Sorry, got a little sidetracked there. We were discussing sarcastic ghosts who make fun of the Gothic, and ironic banshees. Let’s see, what else has been missed? We could make a case for Jane Austen, Necromancer, raising armies of spin-offs, but I think my favorite glimpse of Jane Austen’s life after death comes from E.M. Forster, in “The Celestial Omnibus.” Jane drives a carriage to heaven. And it’s not a barouche-landau.

Photo: The ghost of Barbara Radziwiłł, by Wojciech Gerson.
Happy Deathday, Jane Austen!

Mystery

Talking About Detective Fiction

I know. We is a terrible Jane Austen blog because we did not post on Jane Austen’s birthday! Miss Austen, ladies and gentlemen, please forgive us! But maybe on her 234th bday, Miss Austen wouldn’t see being a day or two late as being very late at all? . . . No, you’re right, I’m sure she was a stickler about that sort of thing. Anyway, Happy Belated Birthday, Miss Austen!

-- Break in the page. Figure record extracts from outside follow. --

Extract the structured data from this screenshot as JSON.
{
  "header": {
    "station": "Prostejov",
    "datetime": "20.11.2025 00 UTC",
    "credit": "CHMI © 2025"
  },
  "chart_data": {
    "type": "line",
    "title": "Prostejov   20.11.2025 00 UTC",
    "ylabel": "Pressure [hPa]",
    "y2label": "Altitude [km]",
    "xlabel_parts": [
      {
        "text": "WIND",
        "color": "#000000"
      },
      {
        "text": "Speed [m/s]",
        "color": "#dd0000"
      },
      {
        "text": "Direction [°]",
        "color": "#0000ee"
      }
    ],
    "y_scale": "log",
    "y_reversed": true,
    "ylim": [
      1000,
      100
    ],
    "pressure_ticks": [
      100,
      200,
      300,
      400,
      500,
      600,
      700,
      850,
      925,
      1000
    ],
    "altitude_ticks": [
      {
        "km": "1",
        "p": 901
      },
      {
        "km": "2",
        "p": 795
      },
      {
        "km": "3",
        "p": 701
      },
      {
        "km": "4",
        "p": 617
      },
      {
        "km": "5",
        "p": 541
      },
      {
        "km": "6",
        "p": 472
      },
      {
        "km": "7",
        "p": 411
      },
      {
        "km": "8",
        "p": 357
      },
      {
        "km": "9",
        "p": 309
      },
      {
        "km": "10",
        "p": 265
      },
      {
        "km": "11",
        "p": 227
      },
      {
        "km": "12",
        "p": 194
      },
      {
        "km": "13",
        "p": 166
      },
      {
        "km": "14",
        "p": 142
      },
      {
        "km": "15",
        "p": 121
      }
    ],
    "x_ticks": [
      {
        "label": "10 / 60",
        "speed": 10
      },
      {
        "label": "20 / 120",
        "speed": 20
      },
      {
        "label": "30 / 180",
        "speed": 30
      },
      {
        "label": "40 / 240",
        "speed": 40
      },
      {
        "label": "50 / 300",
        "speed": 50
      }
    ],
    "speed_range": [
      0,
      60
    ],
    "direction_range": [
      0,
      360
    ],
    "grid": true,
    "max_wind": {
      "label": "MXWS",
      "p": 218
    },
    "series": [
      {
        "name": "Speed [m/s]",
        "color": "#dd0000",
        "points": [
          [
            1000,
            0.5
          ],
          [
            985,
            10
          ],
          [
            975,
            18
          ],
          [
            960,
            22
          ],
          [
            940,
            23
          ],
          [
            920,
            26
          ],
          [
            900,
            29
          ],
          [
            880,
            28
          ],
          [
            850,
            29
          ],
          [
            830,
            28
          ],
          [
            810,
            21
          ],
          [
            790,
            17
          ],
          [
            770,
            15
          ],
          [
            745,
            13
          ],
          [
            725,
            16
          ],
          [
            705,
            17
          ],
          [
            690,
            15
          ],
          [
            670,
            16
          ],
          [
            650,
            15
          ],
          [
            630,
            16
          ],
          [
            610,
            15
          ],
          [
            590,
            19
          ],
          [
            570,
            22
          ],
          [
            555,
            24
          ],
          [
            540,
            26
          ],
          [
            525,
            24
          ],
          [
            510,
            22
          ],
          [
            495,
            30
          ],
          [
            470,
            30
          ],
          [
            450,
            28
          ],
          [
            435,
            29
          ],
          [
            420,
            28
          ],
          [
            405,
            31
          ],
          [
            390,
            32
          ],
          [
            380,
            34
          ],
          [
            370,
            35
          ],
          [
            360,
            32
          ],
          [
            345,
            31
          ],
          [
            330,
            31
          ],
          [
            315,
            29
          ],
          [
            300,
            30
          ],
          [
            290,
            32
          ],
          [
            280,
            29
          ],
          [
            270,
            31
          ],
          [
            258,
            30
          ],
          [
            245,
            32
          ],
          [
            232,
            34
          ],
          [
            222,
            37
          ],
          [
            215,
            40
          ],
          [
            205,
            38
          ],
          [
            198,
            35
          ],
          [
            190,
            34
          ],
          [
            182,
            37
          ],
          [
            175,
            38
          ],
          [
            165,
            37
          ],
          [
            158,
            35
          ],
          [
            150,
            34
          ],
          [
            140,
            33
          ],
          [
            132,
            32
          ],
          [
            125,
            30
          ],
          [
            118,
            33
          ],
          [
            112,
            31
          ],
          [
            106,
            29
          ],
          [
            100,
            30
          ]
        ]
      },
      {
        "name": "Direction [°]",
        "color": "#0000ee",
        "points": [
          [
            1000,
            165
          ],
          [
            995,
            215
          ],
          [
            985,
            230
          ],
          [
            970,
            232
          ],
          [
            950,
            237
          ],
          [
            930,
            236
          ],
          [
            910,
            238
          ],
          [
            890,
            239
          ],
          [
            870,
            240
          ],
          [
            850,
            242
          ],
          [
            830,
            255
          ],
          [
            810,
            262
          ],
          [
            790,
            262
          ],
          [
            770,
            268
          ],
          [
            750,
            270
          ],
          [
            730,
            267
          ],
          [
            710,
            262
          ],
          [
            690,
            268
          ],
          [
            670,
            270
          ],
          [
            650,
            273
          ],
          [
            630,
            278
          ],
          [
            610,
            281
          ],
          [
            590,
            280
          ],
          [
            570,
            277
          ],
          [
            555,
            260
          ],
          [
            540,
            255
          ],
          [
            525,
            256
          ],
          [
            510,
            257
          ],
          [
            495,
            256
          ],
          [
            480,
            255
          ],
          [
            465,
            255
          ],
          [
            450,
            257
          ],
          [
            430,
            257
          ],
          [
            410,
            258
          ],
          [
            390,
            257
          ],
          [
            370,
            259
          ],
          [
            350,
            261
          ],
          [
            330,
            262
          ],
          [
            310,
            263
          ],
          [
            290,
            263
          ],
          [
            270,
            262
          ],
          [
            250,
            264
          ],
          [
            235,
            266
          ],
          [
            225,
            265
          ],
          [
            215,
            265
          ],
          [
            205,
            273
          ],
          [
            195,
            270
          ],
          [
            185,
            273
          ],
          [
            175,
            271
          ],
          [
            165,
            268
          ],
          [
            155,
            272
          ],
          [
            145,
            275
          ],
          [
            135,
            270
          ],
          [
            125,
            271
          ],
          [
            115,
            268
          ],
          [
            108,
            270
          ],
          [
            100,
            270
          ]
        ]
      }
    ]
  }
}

Mystery author P.D. James has a new book out, Talking About Detective Fiction, and this book contains, I think, a birthday present for Jane Austen. P.D. calls Emma “the most interesting example of a mainstream novel which is also a detective story.” What is the secret in the novel? Of course it is the “unrecognized relationships” between characters caught up in Emma’s romantic machinations, says Lady James, adding: “The story is confined to a closed society in a rural setting, which was to become common in detective fiction, and Jane Austen deceives us with cleverly constructed clues.” I’ve read mystery stories my whole life, and I’d never thought of that. At last, a fresh voice in Austen debate! (Unless this is well-known in academic circles, and I just missed it?) And it’s true. Critics are usually so caught up in hating Emma to bits that they don’t talk about the craft that Jane Austen uses to give us these situations that can be read in a number of ways. And she plays fair—if you know, you can see the significance of Frank Churchill’s going to get his hair cut and Mr. Elton’s giving the poem to Emma instead of Harriet. But, and this is the mark of a good detective story, the first time around, I completely misread those clues! I totally bought Emma’s reasoning about Mr. Elton and missed all Jane Fairfax’s telltale blushes. How about you? Are the Emma-haters so angry because they were deceived by her too?

Interestingly, there’s also a mystery in Northanger Abbey, at least in Catherine’s mind: the mystery of Mrs. Tilney’s death. But this mystery, Jane Austen’s avatar Henry Tilney tells us, is ridiculous—it’s too like a Gothic novel to believe that a wife could be killed under the eyes of a physician, or locked up without anyone’s protesting! Miss Brontë and we think differently, and the long lineage of detective and Gothic/horror stories certainly has something to do with that. But Jane Austen sympathizes a lot more with Emma’s self-deception than she does with Catherine’s.

It’s too like a Gothic novel. . . Jane Austen liked those, but she thought they were silly (hence Northanger Abbey). She followed the old adage about writing what you know about, and not about long ago and far away with monstrous creations wreaking havoc. She appreciated girls trapped by monstrous men in exotic Italian castles hundreds of years ago, so I think she would understand our fascination with girls trapped by werewolves in exotic English country houses two hundred years ago. But there’s no doubt she’d think it and us more than a bit silly. I wish she were here to tell us how much. But at least now someone is appreciating her real sense of mystery.